Le site Yelp, qui permet au public de faire la critique de commerces et de restaurants, compte lever 100 millions dans une offre publique, sans doute en 2012. La société de jeux Zynga doit elle aussi arriver en Bourse sous peu.

Bien sûr, l'émission d'actions que tout le monde attend est celle de Facebook. L'entreprise pourrait récolter 10 milliards lors de son entrée en Bourse, qui pourrait survenir en avril prochain.

Le nouveau boom dans la Silicon Valley commence à chasser les effets de la crise économique de 2008, et évoque même les années de la bulle techno, il y a 10 ans.

Depuis 13 ans, Caroline Kirchmar est responsable des ventes chez BMW Mottorad à Mountain View, une boutique de motos luxueuses située à quelques coins de rue du siège social de LinkedIn et de Google.

Elle se souvient de la frénésie du début des années 2000. «Les gens dépensaient de l'argent comme je n'ai jamais vu dans ma vie, dit-elle.

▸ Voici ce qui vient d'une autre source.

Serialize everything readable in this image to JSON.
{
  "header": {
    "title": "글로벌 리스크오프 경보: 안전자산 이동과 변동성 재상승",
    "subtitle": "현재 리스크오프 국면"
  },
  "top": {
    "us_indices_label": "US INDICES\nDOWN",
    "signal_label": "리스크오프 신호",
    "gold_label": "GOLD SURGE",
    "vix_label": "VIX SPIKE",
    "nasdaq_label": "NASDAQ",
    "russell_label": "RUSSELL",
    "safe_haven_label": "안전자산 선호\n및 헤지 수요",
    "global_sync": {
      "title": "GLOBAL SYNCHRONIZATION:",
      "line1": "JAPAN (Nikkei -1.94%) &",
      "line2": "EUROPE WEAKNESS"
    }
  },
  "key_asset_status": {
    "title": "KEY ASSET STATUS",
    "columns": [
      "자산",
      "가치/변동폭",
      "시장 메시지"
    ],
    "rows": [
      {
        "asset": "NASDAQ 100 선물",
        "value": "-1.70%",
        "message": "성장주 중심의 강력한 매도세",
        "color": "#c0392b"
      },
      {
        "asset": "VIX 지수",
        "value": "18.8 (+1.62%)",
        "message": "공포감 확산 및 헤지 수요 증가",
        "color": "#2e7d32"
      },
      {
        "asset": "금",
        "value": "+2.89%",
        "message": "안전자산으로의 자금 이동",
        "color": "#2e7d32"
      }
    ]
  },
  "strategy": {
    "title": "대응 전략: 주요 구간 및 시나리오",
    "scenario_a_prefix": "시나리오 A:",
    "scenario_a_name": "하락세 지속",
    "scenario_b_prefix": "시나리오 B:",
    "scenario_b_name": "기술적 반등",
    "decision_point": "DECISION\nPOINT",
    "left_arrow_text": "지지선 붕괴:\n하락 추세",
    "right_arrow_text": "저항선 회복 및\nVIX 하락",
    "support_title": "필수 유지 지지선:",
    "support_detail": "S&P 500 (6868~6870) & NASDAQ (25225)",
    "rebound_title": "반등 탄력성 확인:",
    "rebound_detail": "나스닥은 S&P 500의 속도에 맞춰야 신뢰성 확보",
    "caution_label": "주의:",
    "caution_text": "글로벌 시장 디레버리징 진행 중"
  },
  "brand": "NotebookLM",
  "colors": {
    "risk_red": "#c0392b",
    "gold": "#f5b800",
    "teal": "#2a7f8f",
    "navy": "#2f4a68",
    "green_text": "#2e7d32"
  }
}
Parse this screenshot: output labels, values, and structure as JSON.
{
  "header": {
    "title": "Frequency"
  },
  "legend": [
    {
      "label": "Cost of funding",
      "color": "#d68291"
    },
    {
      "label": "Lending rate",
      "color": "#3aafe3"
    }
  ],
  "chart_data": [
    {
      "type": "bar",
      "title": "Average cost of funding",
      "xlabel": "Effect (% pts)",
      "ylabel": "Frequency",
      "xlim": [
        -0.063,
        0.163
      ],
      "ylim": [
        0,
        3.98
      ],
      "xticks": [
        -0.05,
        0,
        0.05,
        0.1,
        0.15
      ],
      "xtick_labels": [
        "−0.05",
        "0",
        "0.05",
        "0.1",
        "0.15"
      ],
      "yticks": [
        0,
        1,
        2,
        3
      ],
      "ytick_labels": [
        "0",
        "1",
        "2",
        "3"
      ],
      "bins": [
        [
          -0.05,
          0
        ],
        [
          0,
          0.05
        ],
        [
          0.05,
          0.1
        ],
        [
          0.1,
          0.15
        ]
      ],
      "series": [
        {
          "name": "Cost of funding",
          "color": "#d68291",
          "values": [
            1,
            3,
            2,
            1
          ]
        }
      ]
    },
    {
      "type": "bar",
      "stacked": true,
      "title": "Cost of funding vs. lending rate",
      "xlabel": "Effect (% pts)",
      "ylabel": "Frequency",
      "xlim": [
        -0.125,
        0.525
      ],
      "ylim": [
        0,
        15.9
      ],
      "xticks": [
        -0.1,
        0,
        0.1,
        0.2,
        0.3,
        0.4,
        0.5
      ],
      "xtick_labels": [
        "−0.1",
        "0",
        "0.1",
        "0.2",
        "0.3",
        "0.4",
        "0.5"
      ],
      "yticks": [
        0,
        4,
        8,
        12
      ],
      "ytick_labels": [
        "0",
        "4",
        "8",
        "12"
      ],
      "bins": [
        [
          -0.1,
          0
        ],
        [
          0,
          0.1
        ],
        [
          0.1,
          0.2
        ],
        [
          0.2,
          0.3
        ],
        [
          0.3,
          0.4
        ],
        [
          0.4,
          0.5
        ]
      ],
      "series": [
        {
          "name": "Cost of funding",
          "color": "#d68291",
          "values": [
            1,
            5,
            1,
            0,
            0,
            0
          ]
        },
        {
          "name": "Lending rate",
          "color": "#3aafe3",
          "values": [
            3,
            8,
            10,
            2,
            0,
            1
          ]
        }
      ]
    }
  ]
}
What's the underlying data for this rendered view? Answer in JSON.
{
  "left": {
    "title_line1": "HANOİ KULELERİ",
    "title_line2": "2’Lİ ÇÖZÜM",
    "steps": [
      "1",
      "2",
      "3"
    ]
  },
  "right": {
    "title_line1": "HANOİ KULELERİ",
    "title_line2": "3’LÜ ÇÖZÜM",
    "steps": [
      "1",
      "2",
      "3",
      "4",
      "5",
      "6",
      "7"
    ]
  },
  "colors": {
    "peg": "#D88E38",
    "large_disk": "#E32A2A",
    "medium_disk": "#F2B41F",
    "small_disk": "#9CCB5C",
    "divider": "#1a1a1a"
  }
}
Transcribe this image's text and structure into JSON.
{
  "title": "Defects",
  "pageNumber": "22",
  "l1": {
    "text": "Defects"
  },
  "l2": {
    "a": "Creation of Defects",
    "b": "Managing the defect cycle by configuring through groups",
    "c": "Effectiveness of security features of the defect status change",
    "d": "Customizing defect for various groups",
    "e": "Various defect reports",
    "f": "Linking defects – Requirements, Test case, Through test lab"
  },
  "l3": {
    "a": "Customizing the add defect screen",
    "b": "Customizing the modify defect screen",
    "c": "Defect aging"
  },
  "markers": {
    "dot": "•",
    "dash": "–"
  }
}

C'est tout juste si ça ne leur sortait pas par les oreilles.»

La crise de 2008 a fait mal à la région, et son entreprise a dû mettre à pied plusieurs vendeurs. Depuis un an, elle remarque un retour de la confiance chez les clients.

«Nous n'avons pas réembauché, mais les ventes sont en hausse par rapport à l'an dernier. C'est un pas dans la bonne direction.»